Gianfranco Berardi e Gabriella Casolari portano in scena uno spettacolo che è valso a Berardi il Premio Ubu come miglior attore/performer: un affresco tragicomico che gioca sui paradossi, gli ossimori e le contraddizioni del nostro tempo.
Sul palco un attore e una regista che lo sprona a superare la crisi che lo affligge e a recitare per l’ultima volta il loro Amleto.
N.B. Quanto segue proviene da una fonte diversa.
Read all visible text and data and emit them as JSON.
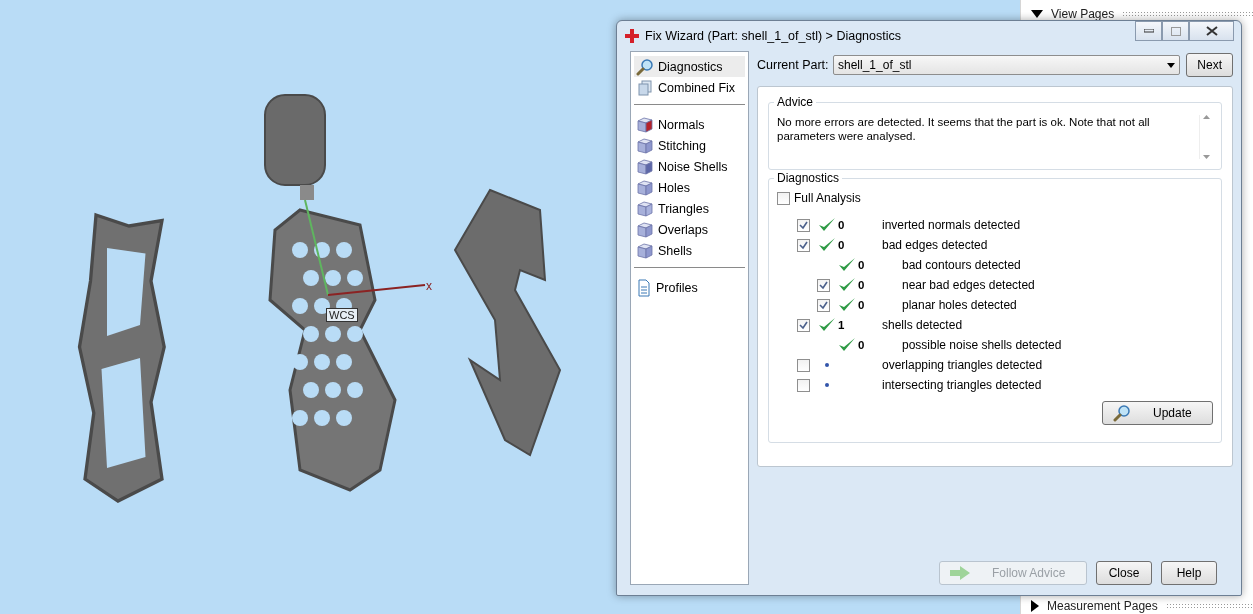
{
  "viewport": {
    "axis_labels": [
      "x",
      "WCS"
    ]
  },
  "side_panel": {
    "sections": [
      "View Pages",
      "Measurement Pages"
    ]
  },
  "dialog": {
    "title": "Fix Wizard (Part: shell_1_of_stl) > Diagnostics",
    "nav_groups": [
      [
        {
          "label": "Diagnostics",
          "selected": true
        },
        {
          "label": "Combined Fix",
          "selected": false
        }
      ],
      [
        {
          "label": "Normals",
          "selected": false
        },
        {
          "label": "Stitching",
          "selected": false
        },
        {
          "label": "Noise Shells",
          "selected": false
        },
        {
          "label": "Holes",
          "selected": false
        },
        {
          "label": "Triangles",
          "selected": false
        },
        {
          "label": "Overlaps",
          "selected": false
        },
        {
          "label": "Shells",
          "selected": false
        }
      ],
      [
        {
          "label": "Profiles",
          "selected": false
        }
      ]
    ],
    "current_part": {
      "label": "Current Part:",
      "value": "shell_1_of_stl"
    },
    "next_button": "Next",
    "advice": {
      "title": "Advice",
      "text": "No more errors are detected. It seems that the part is ok. Note that not all parameters were analysed."
    },
    "diagnostics": {
      "title": "Diagnostics",
      "full_analysis": {
        "label": "Full Analysis",
        "checked": false
      },
      "rows": [
        {
          "kind": "checkbox",
          "checked": true,
          "passed": true,
          "count": "0",
          "label": "inverted normals detected"
        },
        {
          "kind": "checkbox",
          "checked": true,
          "passed": true,
          "count": "0",
          "label": "bad edges detected",
          "children": [
            {
              "kind": "plain",
              "passed": true,
              "count": "0",
              "label": "bad contours detected"
            },
            {
              "kind": "checkbox",
              "checked": true,
              "passed": true,
              "count": "0",
              "label": "near bad edges detected"
            },
            {
              "kind": "checkbox",
              "checked": true,
              "passed": true,
              "count": "0",
              "label": "planar holes detected"
            }
          ]
        },
        {
          "kind": "checkbox",
          "checked": true,
          "passed": true,
          "count": "1",
          "label": "shells detected",
          "children": [
            {
              "kind": "plain",
              "passed": true,
              "count": "0",
              "label": "possible noise shells detected"
            }
          ]
        },
        {
          "kind": "checkbox",
          "checked": false,
          "passed": false,
          "label": "overlapping triangles detected"
        },
        {
          "kind": "checkbox",
          "checked": false,
          "passed": false,
          "label": "intersecting triangles detected"
        }
      ]
    },
    "update_button": "Update",
    "buttons": [
      {
        "kind": "advice",
        "label": "Follow Advice",
        "disabled": true
      },
      {
        "kind": "plain",
        "label": "Close",
        "disabled": false
      },
      {
        "kind": "plain",
        "label": "Help",
        "disabled": false
      }
    ]
  }
}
Inizia così un viaggio tra finzione e realtà, teatro e vita, in una corrispondenza ironica e poetica tra le vicende del giovane attore italiano e quelle del principe danese.
Mentre in scena si rievocano il rapporto di Amleto con i suoi familiari, la crisi e la pazzia, avanzano strettamente connesse le vicissitudini dell’attore: il rapporto con il padre, la scoperta della malattia che lo conduce alla cecità, le difficoltà e il disagio di vivere in un’epoca in cui non ci si riconosce, il rapporto con il mondo del lavoro teatrale, la scoperta dell’amore…
Una riflessione ironica e amara che nasce dall’osservazione e dall’ascolto della realtà circostante, dove “tutto è rovesciato, capovolto, dove l’etica è una banca, le missioni sono di pace e la guerra è preventiva”. Simbolo del dubbio e dell’insicurezza, icona del disagio e dell’inadeguatezza, l’antieroe shakespeariano è il personaggio ideale cui affidare questa indagine.
Ma l’Amleto di Amleto take away è un perdente consapevole, un numero nove ma con la maglia dell’Inter di qualche anno fa, portato alla follia dalla velocità, dalla virtualità e dalla pornografia della realtà. È in seria difficoltà circa il senso delle cose, travolto da una crisi così generalizzata e profonda da mettere a repentaglio storie solide e consolidate come il suo rapporto d’amore con Ofelia e con il teatro.
È un Amleto che inizia il suo celebre soliloquio con To be or FB, that is the question.